On Friday, October 1, same-sex marriage became legal in North Carolina. U.S. District Judge Max Cogburn deemed the same-sex marriage ban unconstitutional and overturned the state’s marriage restriction. As imaginable, upheaval was soon to take place among politicians and citizens throughout the republican state, as the fight against marriage equality had been so prevalent statewide for many years prior.
The most predominant argument of the opposing side is that marriage is to be between one man and one woman, as so declared by the Defense of Marriage Act that president Bill Clinton signed in September 21, 1996. Additional arguments include: the optimum household for a child includes both a mother and a father figure; gay couples are not able to reproduce; and that gay marriage is unorthodox according to religious sacred texts and doctrine.
The 14th amendment to the United States Constitution states:
“…No State shall make or enforce any law which shall abridge the privileges or immunities of citizens of the United States; nor shall and State deprive any person of life, liberty, or property, without due process of law; nor deny any person within its jurisdiction the equal protections of the laws.”
This means that equal protection gratifies equal accessibility to the civil benefits of marriage. Married couples are offered over 1000 benefits under federal law such as social security disbursements, multiple taxation elements, family and medical leave, as well as benefits for federal workers and continued health coverage. Frankly, this in itself goes to show that marriage between homosexual partners should be a right, not a privilege as deemed by unconstitutional bans. The argument remains that same-sex marriage should be prohibited due to the majority’s disdainful religious beliefs.
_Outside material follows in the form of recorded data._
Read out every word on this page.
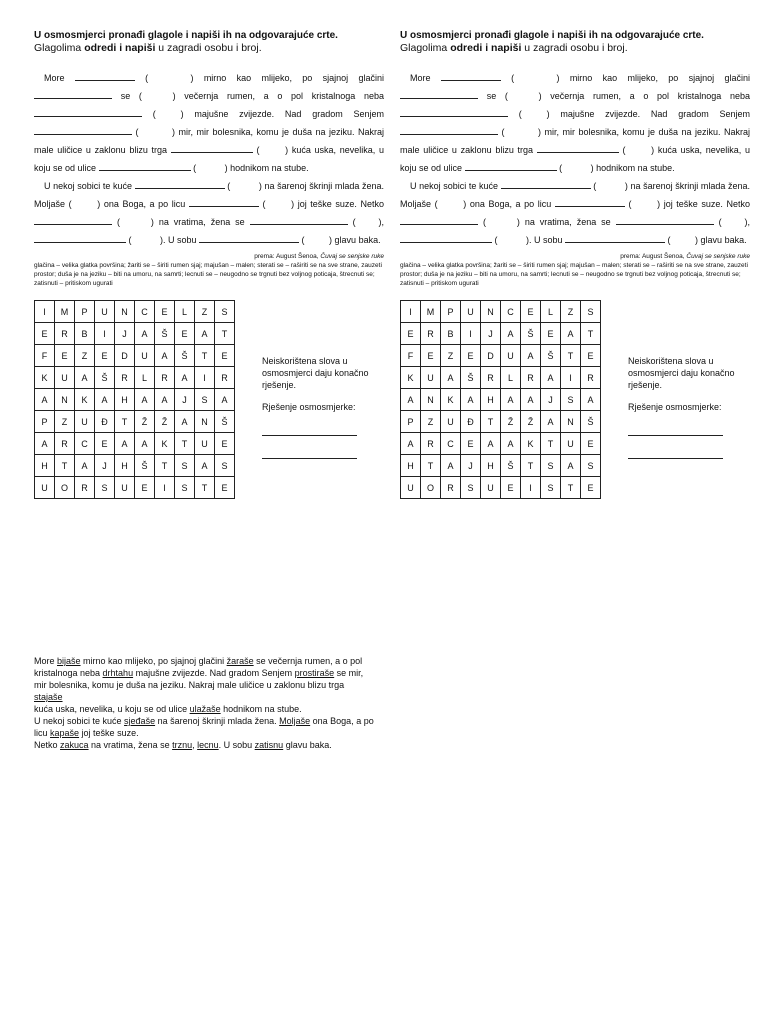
U osmosmjerci pronađi glagole i napiši ih na odgovarajuće crte.
Glagolima odredi i napiši u zagradi osobu i broj.
More	(	) mirno kao mlijeko, po sjajnoj glačini  se ( ) večernja rumen, a o pol kristalnoga neba  ( ) majušne zvijezde. Nad gradom Senjem  (	) mir, mir bolesnika, komu je duša na jeziku. Nakraj male uličice u zaklonu blizu trga	( ) kuća uska, nevelika, u koju se od ulice	(	) hodnikom na stube.
U nekoj sobici te kuće	(	) na šarenoj škrinji mlada žena. Moljaše ( ) ona Boga, a po licu	( ) joj teške suze. Netko  (	) na vratima, žena se	( ),  (	). U sobu	( ) glavu baka.
prema: August Šenoa, Čuvaj se senjske ruke
glačina – velika glatka površina; žariti se – širiti rumen sjaj; majušan – malen; sterati se – raširiti se na sve strane, zauzeti prostor; duša je na jeziku – biti na umoru, na samrti; lecnuti se – neugodno se trgnuti bez voljnog poticaja, štrecnuti se; zatisnuti – pritiskom ugurati
I	M	P	U	N	C	E	L	Z	S
E	R	B	I	J	A	Š	E	A	T
F	E	Z	E	D	U	A	Š	T	E
K	U	A	Š	R	L	R	A	I	R
A	N	K	A	H	A	A	J	S	A
P	Z	U	Đ	T	Ž	Ž	A	N	Š
A	R	C	E	A	A	K	T	U	E
H	T	A	J	H	Š	T	S	A	S
U	O	R	S	U	E	I	S	T	E
Neiskorištena slova u osmosmjerci daju konačno rješenje.
Rješenje osmosmjerke:
U osmosmjerci pronađi glagole i napiši ih na odgovarajuće crte.
Glagolima odredi i napiši u zagradi osobu i broj.
More	(	) mirno kao mlijeko, po sjajnoj glačini  se ( ) večernja rumen, a o pol kristalnoga neba  ( ) majušne zvijezde. Nad gradom Senjem  (	) mir, mir bolesnika, komu je duša na jeziku. Nakraj male uličice u zaklonu blizu trga	( ) kuća uska, nevelika, u koju se od ulice	(	) hodnikom na stube.
U nekoj sobici te kuće	(	) na šarenoj škrinji mlada žena. Moljaše ( ) ona Boga, a po licu	( ) joj teške suze. Netko  (	) na vratima, žena se	( ),  (	). U sobu	( ) glavu baka.
prema: August Šenoa, Čuvaj se senjske ruke
glačina – velika glatka površina; žariti se – širiti rumen sjaj; majušan – malen; sterati se – raširiti se na sve strane, zauzeti prostor; duša je na jeziku – biti na umoru, na samrti; lecnuti se – neugodno se trgnuti bez voljnog poticaja, štrecnuti se; zatisnuti – pritiskom ugurati
I	M	P	U	N	C	E	L	Z	S
E	R	B	I	J	A	Š	E	A	T
F	E	Z	E	D	U	A	Š	T	E
K	U	A	Š	R	L	R	A	I	R
A	N	K	A	H	A	A	J	S	A
P	Z	U	Đ	T	Ž	Ž	A	N	Š
A	R	C	E	A	A	K	T	U	E
H	T	A	J	H	Š	T	S	A	S
U	O	R	S	U	E	I	S	T	E
Neiskorištena slova u osmosmjerci daju konačno rješenje.
Rješenje osmosmjerke:
More bijaše mirno kao mlijeko, po sjajnoj glačini žaraše se večernja rumen, a o pol
kristalnoga neba drhtahu majušne zvijezde. Nad gradom Senjem prostiraše se mir,
mir bolesnika, komu je duša na jeziku. Nakraj male uličice u zaklonu blizu trga stajaše
kuća uska, nevelika, u koju se od ulice ulažaše hodnikom na stube.
U nekoj sobici te kuće sjeđaše na šarenoj škrinji mlada žena. Moljaše ona Boga, a po
licu kapaše joj teške suze.
Netko zakuca na vratima, žena se trznu, lecnu. U sobu zatisnu glavu baka.
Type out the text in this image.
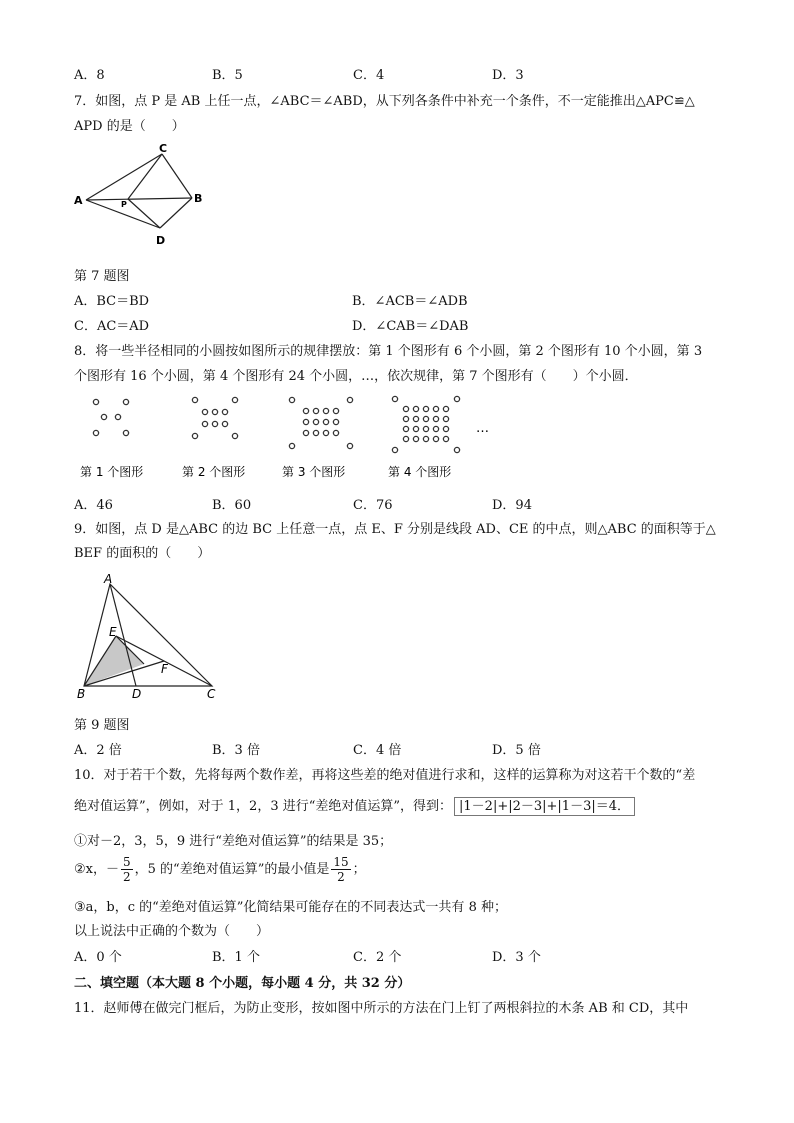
A．8	B．5	C．4	D．3
7．如图，点 P 是 AB 上任一点，∠ABC＝∠ABD，从下列各条件中补充一个条件，不一定能推出△APC≌△
APD 的是（　　）
A	B
C
D
P
第 7 题图
A．BC＝BD	B．∠ACB＝∠ADB
C．AC＝AD	D．∠CAB＝∠DAB
8．将一些半径相同的小圆按如图所示的规律摆放：第 1 个图形有 6 个小圆，第 2 个图形有 10 个小圆，第 3
个图形有 16 个小圆，第 4 个图形有 24 个小圆，…，依次规律，第 7 个图形有（　　）个小圆．
…
第 1 个图形	第 2 个图形	第 3 个图形	第 4 个图形
A．46	B．60	C．76	D．94
9．如图，点 D 是△ABC 的边 BC 上任意一点，点 E、F 分别是线段 AD、CE 的中点，则△ABC 的面积等于△
BEF 的面积的（　　）
A
B	D	C
E
F
第 9 题图
A．2 倍	B．3 倍	C．4 倍	D．5 倍
10．对于若干个数，先将每两个数作差，再将这些差的绝对值进行求和，这样的运算称为对这若干个数的“差
绝对值运算”，例如，对于 1，2，3 进行“差绝对值运算”，得到： |1－2|+|2－3|+|1－3|＝4．
①对－2，3，5，9 进行“差绝对值运算”的结果是 35；
②x，－ $\frac{5}{2}$ ，5 的“差绝对值运算”的最小值是 $\frac{15}{2}$ ；
③a，b，c 的“差绝对值运算”化简结果可能存在的不同表达式一共有 8 种；
以上说法中正确的个数为（　　）
A．0 个	B．1 个	C．2 个	D．3 个
二、填空题（本大题 8 个小题，每小题 4 分，共 32 分）
11．赵师傅在做完门框后，为防止变形，按如图中所示的方法在门上钉了两根斜拉的木条 AB 和 CD，其中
The same argument was presented nearly sixty years ago in relation to the unlawful marriage of interracial couples. Due to religious rational, miscegenation was not legal nationwide until June of 1967. The final ruling for the court case that awarded interracial marriage, Loving vs. Virginia, established that marriage is “one of the basic rights of man”.
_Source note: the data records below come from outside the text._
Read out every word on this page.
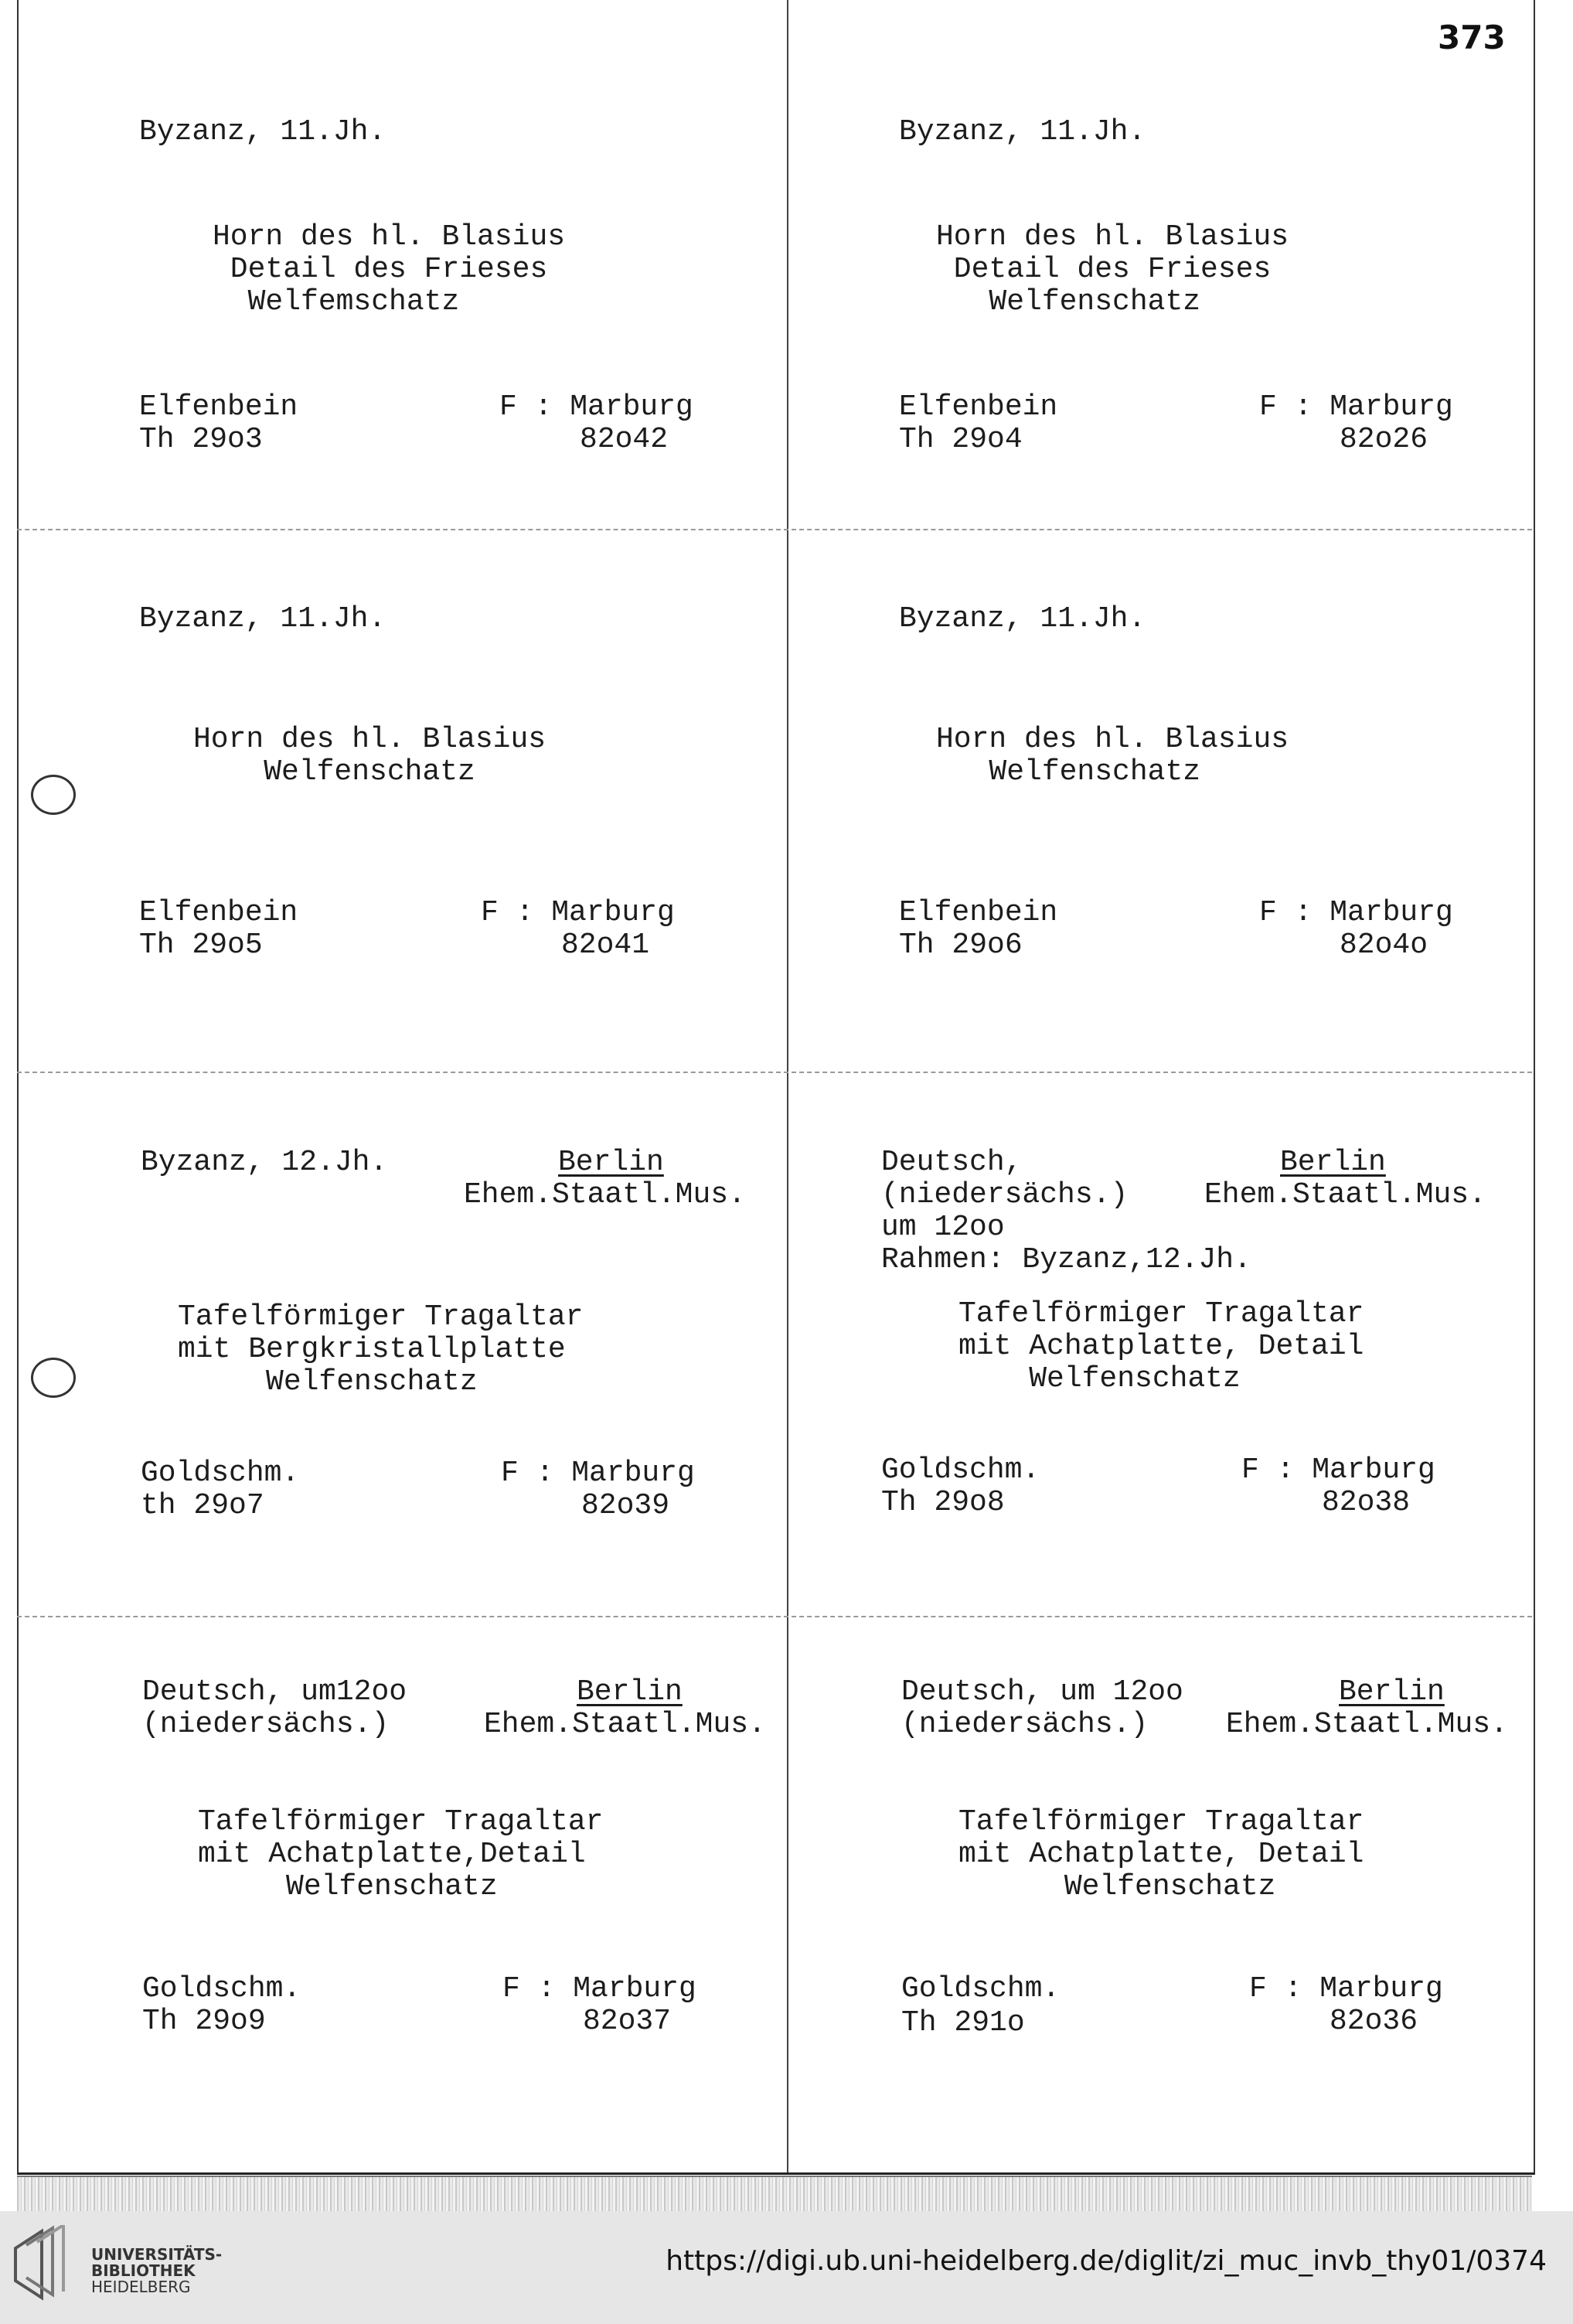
373
Byzanz, 11.Jh.
Horn des hl. Blasius
Detail des Frieses
Welfemschatz
Elfenbein
Th 29o3
F : Marburg
82o42
Byzanz, 11.Jh.
Horn des hl. Blasius
Detail des Frieses
Welfenschatz
Elfenbein
Th 29o4
F : Marburg
82o26
Byzanz, 11.Jh.
Horn des hl. Blasius
Welfenschatz
Elfenbein
Th 29o5
F : Marburg
82o41
Horn des hl. Blasius
Welfenschatz
Byzanz, 11.Jh.
Elfenbein
Th 29o6
F : Marburg
82o4o
Byzanz, 12.Jh.	Berlin
Ehem.Staatl.Mus.
Tafelförmiger Tragaltar
mit Bergkristallplatte
Welfenschatz
Goldschm.
th 29o7
F : Marburg
82o39
Deutsch,
(niedersächs.)
um 12oo
Rahmen: Byzanz,12.Jh.
Berlin
Ehem.Staatl.Mus.
Tafelförmiger Tragaltar
mit Achatplatte, Detail
Welfenschatz
Goldschm.
Th 29o8
F : Marburg
82o38
Deutsch, um12oo
(niedersächs.)
Berlin
Ehem.Staatl.Mus.
Tafelförmiger Tragaltar
mit Achatplatte,Detail
Welfenschatz
Goldschm.
Th 29o9
F : Marburg
82o37
Deutsch, um 12oo
(niedersächs.)
Berlin
Ehem.Staatl.Mus.
Tafelförmiger Tragaltar
mit Achatplatte, Detail
Welfenschatz
Goldschm.
Th 291o
F : Marburg
82o36
UNIVERSITÄTS-
BIBLIOTHEK
HEIDELBERG
https://digi.ub.uni-heidelberg.de/diglit/zi_muc_invb_thy01/0374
Coincidentally, the nation’s current president is interracial. President Obama one declared “I’m the product of a mixed marriage that would have been illegal in 12 states when I was born”.
His mother being a white woman from Kansas and his father, a Kenyan native, married in 1961 in Hawaii, one of the only nine states that never declared these marriages illegal. With this said, marriage is a secular institution which should not be restricted by religious oppositions. In reference to the “optimum household consisting of a mother and a father”, our nation’s president’s household nor consisted of a stable mother and father, and most would say that he is a successful individual. Most would attest that running a nation is a great stride in one’s career.
In an AFCARS Report, there are over 397,000 children living without a permanent home. According to UNICEF as of 2011, there are an estimated 153 million orphans worldwide. Additionally, there are over 7 billion people in the world. The argument of same-sex couples not being able to reproduce is not an argument that will ever stand in any federal setting because after review, it is essentially irrelevant. In conclusion, if the main argument restricting marriage of two humans of the same sex is religiously based, we must be reminded that religious freedom includes all humans and the right to not practice religion at all. Not every person is going to believe in the same way as the majority, and the minority should also be righted a standing voice. As a nation together, we should want to advocate peace and the basic civil rights of all who reside within our barriers.